CatBoost is a library for random forest. This paper describes the key feature behind it.

## Sec 2

Symbols and key concepts are provided.

Dataset $D={(x_i, y_i)}_{i=1,\dots,n}$ with $x_i = (x^i_1,\dots,x^i_m)$ a vector of $m$ features and $y_i\in\mathbb{R}$ a target value.

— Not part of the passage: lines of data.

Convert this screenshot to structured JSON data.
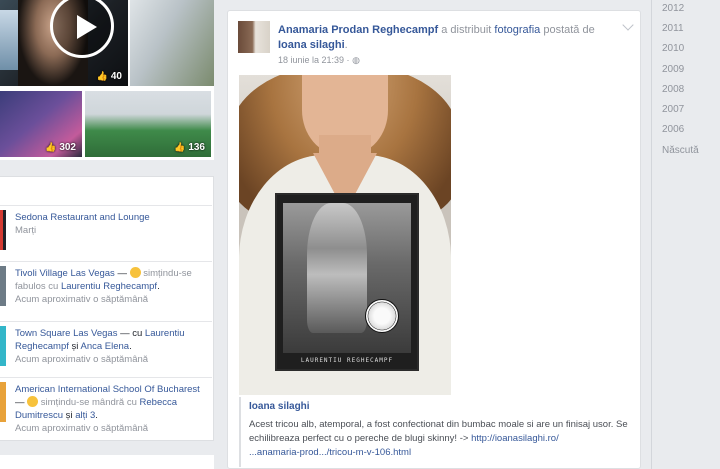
{
  "video_grid": {
    "counts": [
      "40",
      "302",
      "136"
    ]
  },
  "checkins": [
    {
      "place": "Sedona Restaurant and Lounge",
      "meta": "Marți"
    },
    {
      "place": "Tivoli Village Las Vegas",
      "dash": " — ",
      "activity": " simțindu-se fabulos cu ",
      "person": "Laurentiu Reghecampf",
      "end": ".",
      "meta": "Acum aproximativ o săptămână"
    },
    {
      "place": "Town Square Las Vegas",
      "dash": " — cu ",
      "person": "Laurentiu Reghecampf",
      "mid": " și ",
      "person2": "Anca Elena",
      "end": ".",
      "meta": "Acum aproximativ o săptămână"
    },
    {
      "place": "American International School Of Bucharest",
      "dash": " — ",
      "activity": " simțindu-se mândră cu ",
      "person": "Rebecca Dumitrescu",
      "mid": " și ",
      "person2": "alți 3",
      "end": ".",
      "meta": "Acum aproximativ o săptămână"
    }
  ],
  "post": {
    "author": "Anamaria Prodan Reghecampf",
    "action": " a distribuit ",
    "object": "fotografia",
    "action2": " postată de ",
    "owner": "Ioana silaghi",
    "end": ".",
    "time": "18 iunie la 21:39 · ",
    "print_caption": "LAURENTIU REGHECAMPF",
    "share_name": "Ioana silaghi",
    "share_desc1": "Acest tricou alb, atemporal, a fost confectionat din bumbac moale si are un finisaj usor. Se echilibreaza perfect cu o pereche de blugi skinny! -> ",
    "share_link1": "http://ioanasilaghi.ro/",
    "share_link2": "...anamaria-prod.../tricou-m-v-106.html"
  },
  "years": [
    "2012",
    "2011",
    "2010",
    "2009",
    "2008",
    "2007",
    "2006",
    "Născută"
  ],
  "colors": {
    "link": "#365899",
    "meta": "#90949c",
    "bar_dark": "#1d2129",
    "bar_red": "#d33a32",
    "bar_teal": "#33b6c9",
    "bar_orange": "#e8a23a"
  }
}
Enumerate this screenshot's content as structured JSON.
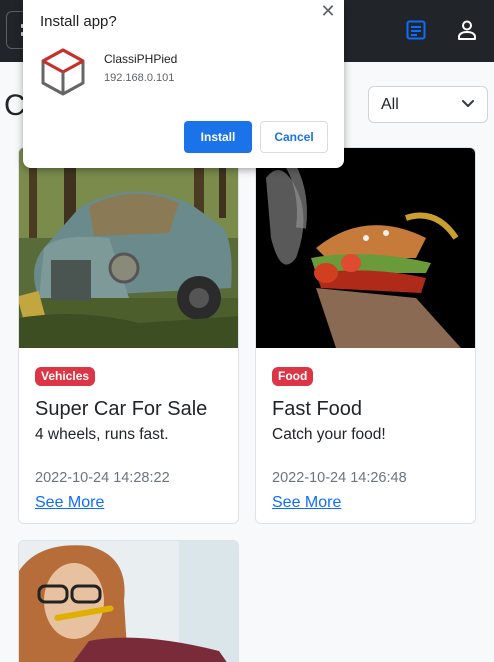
{
  "navbar": {
    "toggler_icon": "menu-icon",
    "notes_icon": "notes-icon",
    "user_icon": "user-icon"
  },
  "header": {
    "title_fragment": "C",
    "filter": {
      "selected": "All",
      "icon": "chevron-down-icon"
    }
  },
  "install_popup": {
    "title": "Install app?",
    "app_name": "ClassiPHPied",
    "origin": "192.168.0.101",
    "install_label": "Install",
    "cancel_label": "Cancel",
    "close_icon": "close-icon",
    "install_color": "#1a73e8"
  },
  "listings": [
    {
      "category": "Vehicles",
      "title": "Super Car For Sale",
      "description": "4 wheels, runs fast.",
      "date": "2022-10-24 14:28:22",
      "link_label": "See More",
      "image": "old-rusty-car-in-forest"
    },
    {
      "category": "Food",
      "title": "Fast Food",
      "description": "Catch your food!",
      "date": "2022-10-24 14:26:48",
      "link_label": "See More",
      "image": "flying-burger-on-black"
    },
    {
      "image": "woman-with-glasses-eating"
    }
  ],
  "colors": {
    "navbar_bg": "#212529",
    "badge_bg": "#dc3545",
    "link": "#0d6efd",
    "accent_icon": "#0d6efd"
  }
}
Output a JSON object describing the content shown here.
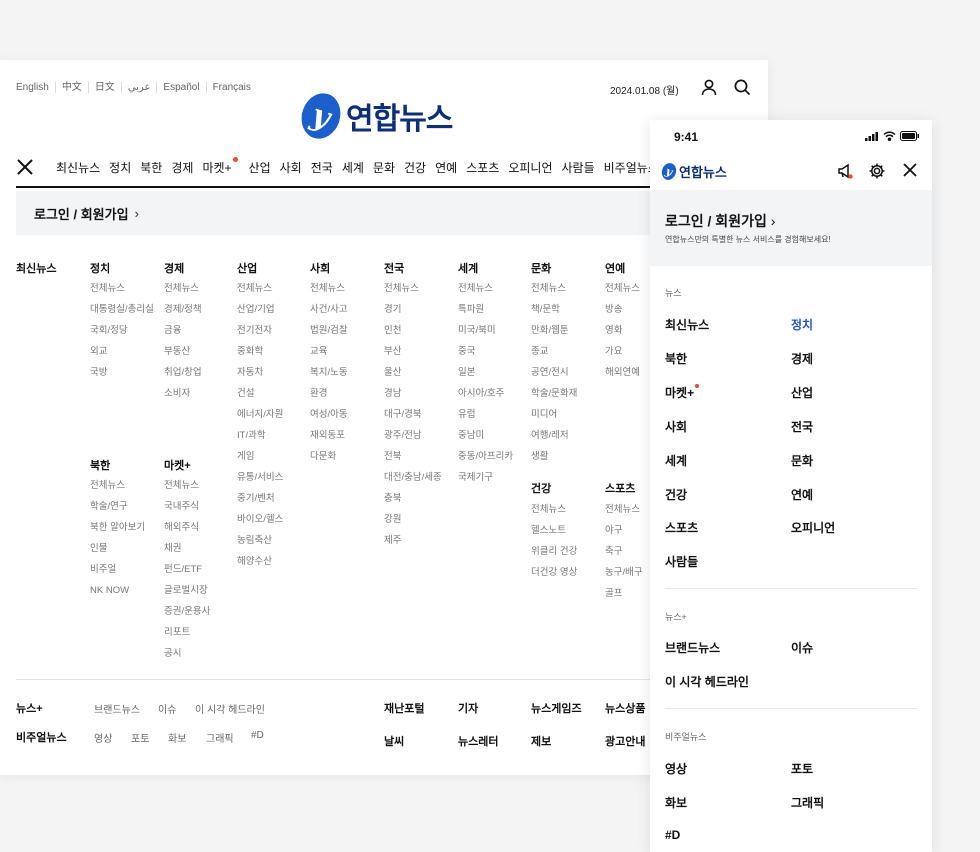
{
  "desktop": {
    "languages": [
      "English",
      "中文",
      "日文",
      "عربي",
      "Español",
      "Français"
    ],
    "date": "2024.01.08 (월)",
    "logo_text": "연합뉴스",
    "nav": [
      "최신뉴스",
      "정치",
      "북한",
      "경제",
      "마켓+",
      "산업",
      "사회",
      "전국",
      "세계",
      "문화",
      "건강",
      "연예",
      "스포츠",
      "오피니언",
      "사람들",
      "비주얼뉴스"
    ],
    "login_label": "로그인 / 회원가입",
    "columns": {
      "latest": {
        "title": "최신뉴스"
      },
      "politics": {
        "title": "정치",
        "items": [
          "전체뉴스",
          "대통령실/총리실",
          "국회/정당",
          "외교",
          "국방"
        ]
      },
      "economy": {
        "title": "경제",
        "items": [
          "전체뉴스",
          "경제/정책",
          "금융",
          "부동산",
          "취업/창업",
          "소비자"
        ]
      },
      "industry": {
        "title": "산업",
        "items": [
          "전체뉴스",
          "산업/기업",
          "전기전자",
          "중화학",
          "자동차",
          "건설",
          "에너지/자원",
          "IT/과학",
          "게임",
          "유통/서비스",
          "중기/벤처",
          "바이오/헬스",
          "농림축산",
          "해양수산"
        ]
      },
      "society": {
        "title": "사회",
        "items": [
          "전체뉴스",
          "사건/사고",
          "법원/검찰",
          "교육",
          "복지/노동",
          "환경",
          "여성/아동",
          "재외동포",
          "다문화"
        ]
      },
      "national": {
        "title": "전국",
        "items": [
          "전체뉴스",
          "경기",
          "인천",
          "부산",
          "울산",
          "경남",
          "대구/경북",
          "광주/전남",
          "전북",
          "대전/충남/세종",
          "충북",
          "강원",
          "제주"
        ]
      },
      "world": {
        "title": "세계",
        "items": [
          "전체뉴스",
          "특파원",
          "미국/북미",
          "중국",
          "일본",
          "아시아/호주",
          "유럽",
          "중남미",
          "중동/아프리카",
          "국제기구"
        ]
      },
      "culture": {
        "title": "문화",
        "items": [
          "전체뉴스",
          "책/문학",
          "만화/웹툰",
          "종교",
          "공연/전시",
          "학술/문화재",
          "미디어",
          "여행/레저",
          "생활"
        ]
      },
      "entertainment": {
        "title": "연예",
        "items": [
          "전체뉴스",
          "방송",
          "영화",
          "가요",
          "해외연예"
        ]
      },
      "northkorea": {
        "title": "북한",
        "items": [
          "전체뉴스",
          "학술/연구",
          "북한 알아보기",
          "인물",
          "비주얼",
          "NK NOW"
        ]
      },
      "market": {
        "title": "마켓+",
        "items": [
          "전체뉴스",
          "국내주식",
          "해외주식",
          "채권",
          "펀드/ETF",
          "글로벌시장",
          "증권/운용사",
          "리포트",
          "공시"
        ]
      },
      "health": {
        "title": "건강",
        "items": [
          "전체뉴스",
          "헬스노트",
          "위클리 건강",
          "더건강 영상"
        ]
      },
      "sports": {
        "title": "스포츠",
        "items": [
          "전체뉴스",
          "야구",
          "축구",
          "농구/배구",
          "골프"
        ]
      }
    },
    "footer": {
      "newsplus": {
        "title": "뉴스+",
        "items": [
          "브랜드뉴스",
          "이슈",
          "이 시각 헤드라인"
        ]
      },
      "visual": {
        "title": "비주얼뉴스",
        "items": [
          "영상",
          "포토",
          "화보",
          "그래픽",
          "#D"
        ]
      },
      "links_row1": [
        "재난포털",
        "기자",
        "뉴스게임즈",
        "뉴스상품"
      ],
      "links_row2": [
        "날씨",
        "뉴스레터",
        "제보",
        "광고안내"
      ]
    }
  },
  "mobile": {
    "time": "9:41",
    "logo_text": "연합뉴스",
    "login_label": "로그인 / 회원가입",
    "login_sub": "연합뉴스만의 특별한 뉴스 서비스를 경험해보세요!",
    "sections": [
      {
        "title": "뉴스",
        "items": [
          "최신뉴스",
          "정치",
          "북한",
          "경제",
          "마켓+",
          "산업",
          "사회",
          "전국",
          "세계",
          "문화",
          "건강",
          "연예",
          "스포츠",
          "오피니언",
          "사람들"
        ]
      },
      {
        "title": "뉴스+",
        "items": [
          "브랜드뉴스",
          "이슈",
          "이 시각 헤드라인"
        ]
      },
      {
        "title": "비주얼뉴스",
        "items": [
          "영상",
          "포토",
          "화보",
          "그래픽",
          "#D"
        ]
      }
    ],
    "accent_color": "#2456c8",
    "badge_color": "#e8502a"
  }
}
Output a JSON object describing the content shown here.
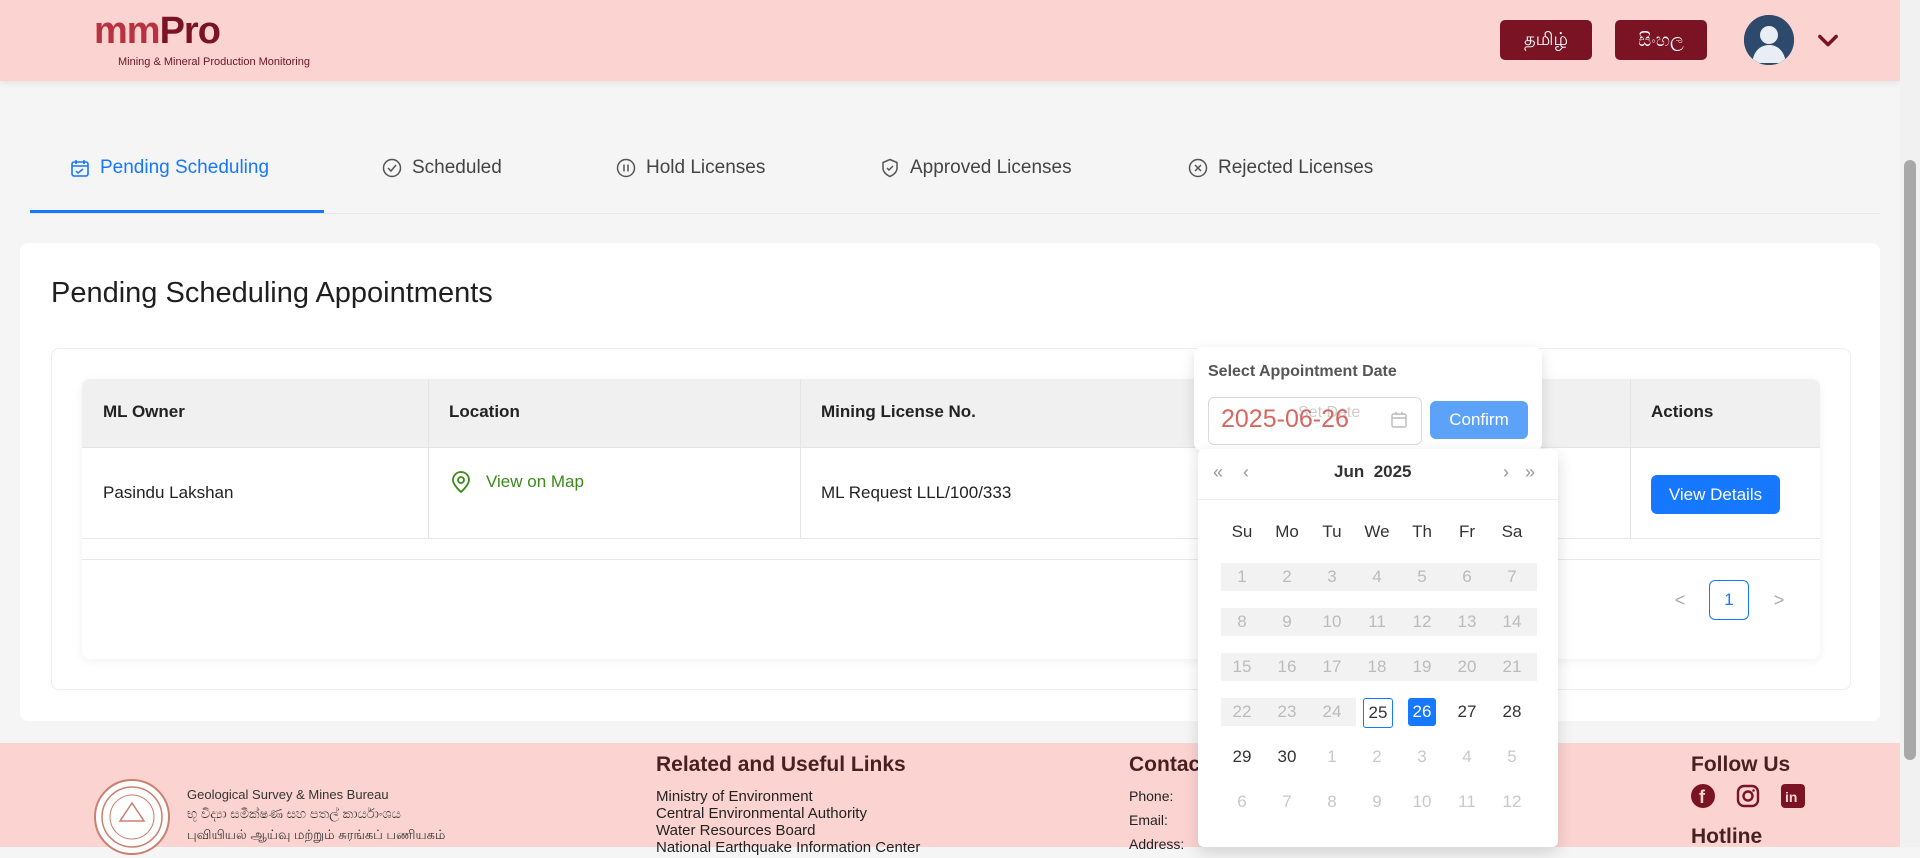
{
  "header": {
    "logo_mm": "mm",
    "logo_pro": "Pro",
    "logo_subtitle": "Mining & Mineral Production Monitoring",
    "lang_tamil": "தமிழ்",
    "lang_sinhala": "සිංහල"
  },
  "tabs": [
    {
      "label": "Pending Scheduling"
    },
    {
      "label": "Scheduled"
    },
    {
      "label": "Hold Licenses"
    },
    {
      "label": "Approved Licenses"
    },
    {
      "label": "Rejected Licenses"
    }
  ],
  "main": {
    "title": "Pending Scheduling Appointments",
    "columns": [
      "ML Owner",
      "Location",
      "Mining License No.",
      "Actions"
    ],
    "rows": [
      {
        "owner": "Pasindu Lakshan",
        "location": "View on Map",
        "license": "ML Request LLL/100/333",
        "action": "View Details"
      }
    ],
    "pager": {
      "prev": "<",
      "page": "1",
      "next": ">"
    }
  },
  "popover": {
    "label": "Select Appointment Date",
    "placeholder": "Set Date",
    "value": "2025-06-26",
    "confirm": "Confirm"
  },
  "calendar": {
    "nav_prev_year": "«",
    "nav_prev_month": "‹",
    "nav_next_month": "›",
    "nav_next_year": "»",
    "month": "Jun",
    "year": "2025",
    "weekdays": [
      "Su",
      "Mo",
      "Tu",
      "We",
      "Th",
      "Fr",
      "Sa"
    ],
    "rows": [
      [
        "1",
        "2",
        "3",
        "4",
        "5",
        "6",
        "7"
      ],
      [
        "8",
        "9",
        "10",
        "11",
        "12",
        "13",
        "14"
      ],
      [
        "15",
        "16",
        "17",
        "18",
        "19",
        "20",
        "21"
      ],
      [
        "22",
        "23",
        "24",
        "25",
        "26",
        "27",
        "28"
      ],
      [
        "29",
        "30",
        "1",
        "2",
        "3",
        "4",
        "5"
      ],
      [
        "6",
        "7",
        "8",
        "9",
        "10",
        "11",
        "12"
      ]
    ],
    "today": "25",
    "selected": "26"
  },
  "footer": {
    "org_en": "Geological Survey & Mines Bureau",
    "org_si": "භූ විද්‍යා සමීක්ෂණ සහ පතල් කාර්යාංශය",
    "org_ta": "புவியியல் ஆய்வு மற்றும் சுரங்கப் பணியகம்",
    "links_title": "Related and Useful Links",
    "links": [
      "Ministry of Environment",
      "Central Environmental Authority",
      "Water Resources Board",
      "National Earthquake Information Center"
    ],
    "contact_title": "Contact",
    "contact_phone": "Phone:",
    "contact_email": "Email:",
    "contact_address": "Address:",
    "follow_title": "Follow Us",
    "hotline_title": "Hotline"
  }
}
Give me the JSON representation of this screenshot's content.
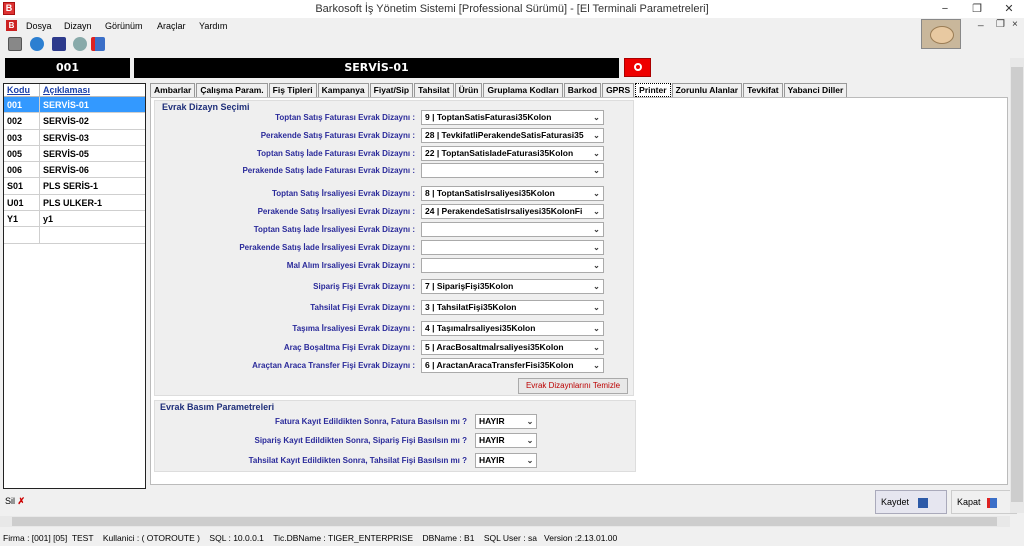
{
  "window": {
    "title": "Barkosoft İş Yönetim Sistemi [Professional Sürümü] - [El Terminali Parametreleri]",
    "minimize": "−",
    "restore": "❐",
    "close": "✕"
  },
  "menu": {
    "items": [
      "Dosya",
      "Dizayn",
      "Görünüm",
      "Araçlar",
      "Yardım"
    ],
    "mdi_min": "_",
    "mdi_restore": "❐",
    "mdi_close": "×"
  },
  "header": {
    "code": "001",
    "name": "SERVİS-01"
  },
  "list": {
    "columns": [
      "Kodu",
      "Açıklaması"
    ],
    "rows": [
      {
        "code": "001",
        "desc": "SERVİS-01",
        "selected": true
      },
      {
        "code": "002",
        "desc": "SERVİS-02"
      },
      {
        "code": "003",
        "desc": "SERVİS-03"
      },
      {
        "code": "005",
        "desc": "SERVİS-05"
      },
      {
        "code": "006",
        "desc": "SERVİS-06"
      },
      {
        "code": "S01",
        "desc": "PLS SERİS-1"
      },
      {
        "code": "U01",
        "desc": "PLS ULKER-1"
      },
      {
        "code": "Y1",
        "desc": "y1"
      },
      {
        "code": "",
        "desc": ""
      }
    ]
  },
  "tabs": [
    "Ambarlar",
    "Çalışma Param.",
    "Fiş Tipleri",
    "Kampanya",
    "Fiyat/Sip",
    "Tahsilat",
    "Ürün",
    "Gruplama Kodları",
    "Barkod",
    "GPRS",
    "Printer",
    "Zorunlu Alanlar",
    "Tevkifat",
    "Yabanci Diller"
  ],
  "active_tab": "Printer",
  "group1": {
    "title": "Evrak Dizayn Seçimi",
    "fields": [
      {
        "label": "Toptan Satış Faturası Evrak Dizaynı :",
        "value": "9 | ToptanSatisFaturasi35Kolon"
      },
      {
        "label": "Perakende Satış Faturası Evrak Dizaynı :",
        "value": "28 | TevkifatliPerakendeSatisFaturasi35"
      },
      {
        "label": "Toptan Satış İade Faturası Evrak Dizaynı :",
        "value": "22 | ToptanSatisIadeFaturasi35Kolon"
      },
      {
        "label": "Perakende Satış İade Faturası Evrak Dizaynı :",
        "value": ""
      },
      {
        "label": "Toptan Satış İrsaliyesi Evrak Dizaynı :",
        "value": "8 | ToptanSatisIrsaliyesi35Kolon"
      },
      {
        "label": "Perakende Satış İrsaliyesi Evrak Dizaynı :",
        "value": "24 | PerakendeSatisIrsaliyesi35KolonFi"
      },
      {
        "label": "Toptan Satış İade İrsaliyesi Evrak Dizaynı :",
        "value": ""
      },
      {
        "label": "Perakende Satış İade İrsaliyesi Evrak Dizaynı :",
        "value": ""
      },
      {
        "label": "Mal Alım Irsaliyesi Evrak Dizaynı :",
        "value": ""
      },
      {
        "label": "Sipariş Fişi Evrak Dizaynı :",
        "value": "7 | SiparişFişi35Kolon"
      },
      {
        "label": "Tahsilat Fişi Evrak Dizaynı :",
        "value": "3 | TahsilatFişi35Kolon"
      },
      {
        "label": "Taşıma İrsaliyesi Evrak Dizaynı :",
        "value": "4 | Taşımaİrsaliyesi35Kolon"
      },
      {
        "label": "Araç Boşaltma Fişi Evrak Dizaynı :",
        "value": "5 | AracBosaltmaİrsaliyesi35Kolon"
      },
      {
        "label": "Araçtan Araca Transfer Fişi Evrak Dizaynı :",
        "value": "6 | AractanAracaTransferFisi35Kolon"
      }
    ],
    "clear_button": "Evrak Dizaynlarını Temizle"
  },
  "group2": {
    "title": "Evrak Basım Parametreleri",
    "fields": [
      {
        "label": "Fatura Kayıt Edildikten Sonra, Fatura Basılsın mı ?",
        "value": "HAYIR"
      },
      {
        "label": "Sipariş Kayıt Edildikten Sonra, Sipariş Fişi Basılsın mı ?",
        "value": "HAYIR"
      },
      {
        "label": "Tahsilat  Kayıt Edildikten Sonra, Tahsilat Fişi Basılsın mı ?",
        "value": "HAYIR"
      }
    ]
  },
  "buttons": {
    "delete": "Sil",
    "save": "Kaydet",
    "close": "Kapat"
  },
  "status": "Firma : [001] [05]  TEST    Kullanici : ( OTOROUTE )    SQL : 10.0.0.1    Tic.DBName : TIGER_ENTERPRISE    DBName : B1    SQL User : sa   Version :2.13.01.00",
  "icons": [
    "app-logo-icon",
    "user-icon",
    "globe-icon",
    "report-icon",
    "settings-icon",
    "exit-icon",
    "search-icon",
    "delete-icon",
    "save-icon",
    "close-door-icon"
  ],
  "colors": {
    "selection": "#3399ff",
    "label_blue": "#2a2a9a",
    "clear_button_text": "#bb0000"
  }
}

Random forest is a model $F:\mathbb{R}^m\mapsto\mathbb{R}$ to minimize expected loss $\mathbb{E}L(y, F(x))$

Gradient boosting: Builds iteratively a sequence of approximations $F^t$ in greedy fashion

• additive: $F^t = F^{t-1} + \alpha h^t$ with step size $\alpha$
• $h^t:\mathbb{R}^m\mapsto\mathbb{R}$ is the base predictor chosen from a family of functions $H$, such that

$h^t = \arg\min_{h\in H}\mathbb{E}L(y,F^{t-1}(x)+h(x))$
• optimization using Newton’s method, in particular, least-square approximation
\begin{aligned} h^t &= \arg\min_{h\in H}\mathbb{E}(-g^t(x,y)-h(x))^2 \text{with}\quad g^t(x,y) &= \left.\frac{\partial L(y,s)}{\partial s}\right\vert_{s=F^{t-1}(x)} \end{aligned}

## Sec 3

The problem of the gradient boosting tree is when we encountered categorical features.

Handling categorical features in a boosted tree is usually to use one-hot encoding. But if the feature has high cardinality, e.g., user ID, this would lead to an infeasibly large number of new features.

Other method: Group categories by the target statistics (TS)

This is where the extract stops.